Metzeler Tourance EXP
The Tourance pairing shines with pleasant feedback and good stability up to the limit of adhesion. The turning behavior turned out to be agile, the behavior in an inclined position remains neutral over the entire range. Wet grip: very good; Wear: medium.

Michelin Anakee 2
Appealing handling, good feedback and very good grip even at deep lean angles are the strengths of the Michelin Anakee 2. When driving quickly, however, flexing movements interfere and lead to moderate cornering stability. Wet grip: good; Wear: low.

Pirelli Scorpion Trail
The Pirelli Scorpion Trail behave very neutrally over the entire lean angle. This pairing shows the most stable driving behavior of the test field on deep slopes. However, the handling could be more agile. Wet grip: satisfactory; Wear: high.

Defects in the test


MPS photo studio

The return spring of the selector shaft is broken.

Return spring
The layout was already completed, the texts largely written, when the so far flawlessly running Tiger unexpectedly broke into conversation shortly before the gate closed.
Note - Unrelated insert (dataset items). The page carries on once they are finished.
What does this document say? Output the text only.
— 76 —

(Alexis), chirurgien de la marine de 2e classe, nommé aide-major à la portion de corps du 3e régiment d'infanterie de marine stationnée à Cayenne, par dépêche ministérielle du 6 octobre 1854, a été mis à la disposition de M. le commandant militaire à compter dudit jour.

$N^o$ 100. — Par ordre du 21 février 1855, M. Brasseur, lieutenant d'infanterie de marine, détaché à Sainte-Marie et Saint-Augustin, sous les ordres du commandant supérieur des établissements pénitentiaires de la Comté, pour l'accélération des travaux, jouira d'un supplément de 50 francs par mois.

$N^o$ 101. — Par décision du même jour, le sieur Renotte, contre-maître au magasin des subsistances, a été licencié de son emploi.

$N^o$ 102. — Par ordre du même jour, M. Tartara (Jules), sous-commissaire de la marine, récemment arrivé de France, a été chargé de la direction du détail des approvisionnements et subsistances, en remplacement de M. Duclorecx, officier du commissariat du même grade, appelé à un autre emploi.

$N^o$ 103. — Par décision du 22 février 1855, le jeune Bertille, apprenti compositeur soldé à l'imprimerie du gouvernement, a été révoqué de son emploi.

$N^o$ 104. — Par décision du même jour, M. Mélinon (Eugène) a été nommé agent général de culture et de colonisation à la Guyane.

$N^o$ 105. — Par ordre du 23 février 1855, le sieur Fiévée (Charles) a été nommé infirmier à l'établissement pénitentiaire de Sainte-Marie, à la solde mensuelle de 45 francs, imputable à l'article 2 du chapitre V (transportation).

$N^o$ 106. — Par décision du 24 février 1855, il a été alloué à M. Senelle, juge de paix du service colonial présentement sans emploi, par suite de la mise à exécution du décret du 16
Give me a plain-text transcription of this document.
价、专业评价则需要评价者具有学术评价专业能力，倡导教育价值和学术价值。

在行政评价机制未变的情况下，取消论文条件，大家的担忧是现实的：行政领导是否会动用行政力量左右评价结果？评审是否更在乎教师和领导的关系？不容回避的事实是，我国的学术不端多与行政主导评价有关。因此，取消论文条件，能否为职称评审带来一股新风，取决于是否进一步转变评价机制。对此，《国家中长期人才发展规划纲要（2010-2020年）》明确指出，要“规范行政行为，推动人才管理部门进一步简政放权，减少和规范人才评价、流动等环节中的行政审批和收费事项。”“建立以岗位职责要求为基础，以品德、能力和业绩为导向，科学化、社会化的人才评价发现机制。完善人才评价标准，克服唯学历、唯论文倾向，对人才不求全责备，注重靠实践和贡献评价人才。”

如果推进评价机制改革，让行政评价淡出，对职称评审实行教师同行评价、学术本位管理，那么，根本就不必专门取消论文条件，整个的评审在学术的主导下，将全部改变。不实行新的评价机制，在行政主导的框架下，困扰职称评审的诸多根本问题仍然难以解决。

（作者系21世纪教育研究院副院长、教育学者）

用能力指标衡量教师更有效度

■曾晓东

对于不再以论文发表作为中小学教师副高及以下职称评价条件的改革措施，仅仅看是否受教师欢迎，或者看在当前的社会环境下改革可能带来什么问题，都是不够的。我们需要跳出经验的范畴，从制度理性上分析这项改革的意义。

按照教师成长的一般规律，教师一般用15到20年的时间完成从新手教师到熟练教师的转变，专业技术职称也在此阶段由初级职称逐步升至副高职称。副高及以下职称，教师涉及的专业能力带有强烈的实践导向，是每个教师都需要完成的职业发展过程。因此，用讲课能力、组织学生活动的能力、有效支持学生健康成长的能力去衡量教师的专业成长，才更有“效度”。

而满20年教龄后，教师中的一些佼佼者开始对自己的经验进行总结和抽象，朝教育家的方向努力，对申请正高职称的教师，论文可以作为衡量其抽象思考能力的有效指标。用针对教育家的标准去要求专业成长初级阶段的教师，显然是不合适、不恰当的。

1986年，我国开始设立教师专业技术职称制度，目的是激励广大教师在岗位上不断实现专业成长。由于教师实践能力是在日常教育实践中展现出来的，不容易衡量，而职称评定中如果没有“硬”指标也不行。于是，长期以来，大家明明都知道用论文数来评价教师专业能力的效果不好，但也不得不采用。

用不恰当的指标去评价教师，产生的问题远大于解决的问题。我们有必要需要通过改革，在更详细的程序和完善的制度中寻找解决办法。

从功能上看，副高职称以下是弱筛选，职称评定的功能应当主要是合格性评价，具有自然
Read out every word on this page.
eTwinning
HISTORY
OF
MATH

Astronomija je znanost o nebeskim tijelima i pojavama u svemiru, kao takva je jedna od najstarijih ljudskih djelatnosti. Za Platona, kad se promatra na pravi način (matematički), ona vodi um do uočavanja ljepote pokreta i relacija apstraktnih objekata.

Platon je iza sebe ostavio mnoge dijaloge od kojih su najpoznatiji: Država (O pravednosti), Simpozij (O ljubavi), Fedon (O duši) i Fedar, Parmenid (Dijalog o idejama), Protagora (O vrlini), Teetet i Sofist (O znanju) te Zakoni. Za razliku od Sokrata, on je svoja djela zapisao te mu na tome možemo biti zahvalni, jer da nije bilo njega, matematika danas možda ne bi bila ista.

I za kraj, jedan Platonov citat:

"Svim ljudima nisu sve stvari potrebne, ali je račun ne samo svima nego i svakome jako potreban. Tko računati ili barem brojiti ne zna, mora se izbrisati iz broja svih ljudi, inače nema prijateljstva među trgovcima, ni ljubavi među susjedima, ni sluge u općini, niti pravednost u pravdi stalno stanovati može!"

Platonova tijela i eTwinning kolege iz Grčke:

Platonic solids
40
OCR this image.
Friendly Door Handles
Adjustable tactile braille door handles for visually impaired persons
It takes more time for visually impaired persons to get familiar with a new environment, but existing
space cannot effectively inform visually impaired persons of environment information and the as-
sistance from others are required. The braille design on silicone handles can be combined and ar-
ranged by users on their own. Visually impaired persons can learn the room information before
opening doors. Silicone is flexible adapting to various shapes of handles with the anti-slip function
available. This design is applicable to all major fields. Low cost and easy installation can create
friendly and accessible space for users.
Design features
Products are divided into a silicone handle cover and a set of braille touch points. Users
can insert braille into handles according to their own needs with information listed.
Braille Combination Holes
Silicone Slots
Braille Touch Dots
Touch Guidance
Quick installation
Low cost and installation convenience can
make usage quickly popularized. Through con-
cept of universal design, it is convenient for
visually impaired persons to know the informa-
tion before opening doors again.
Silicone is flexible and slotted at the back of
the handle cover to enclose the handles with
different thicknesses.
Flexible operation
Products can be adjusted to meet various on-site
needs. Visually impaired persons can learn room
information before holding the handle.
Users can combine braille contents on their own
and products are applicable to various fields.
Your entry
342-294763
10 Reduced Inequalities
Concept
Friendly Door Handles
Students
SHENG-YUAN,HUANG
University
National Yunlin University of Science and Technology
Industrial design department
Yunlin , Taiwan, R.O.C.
Because the British woman suddenly let the gearshift lever hang and could only be moved to gearshifts by gently lifting it. The diagnosis: the return spring of the selector shaft was broken. Fortunately, the broken spring piece was still dangling from a very thin piece of material and therefore did not cause any consequential damage to the engine innards. The repair effort (under warranty) was also limited. After a short time, the Tiger was operational again.

Windshield
After almost 20,000 kilometers, the standard window became a victim of wind forces. The shield, which vibrated strongly at high speed, tore through in the area of ​​the adjusting screw. The part was also replaced on goodwill. Speaking of tearing off: In the tank bag from the Triumph original accessories program, both a plastic eyelet tore off the base plate and the Velcro fastener from the transparent film of the map compartment.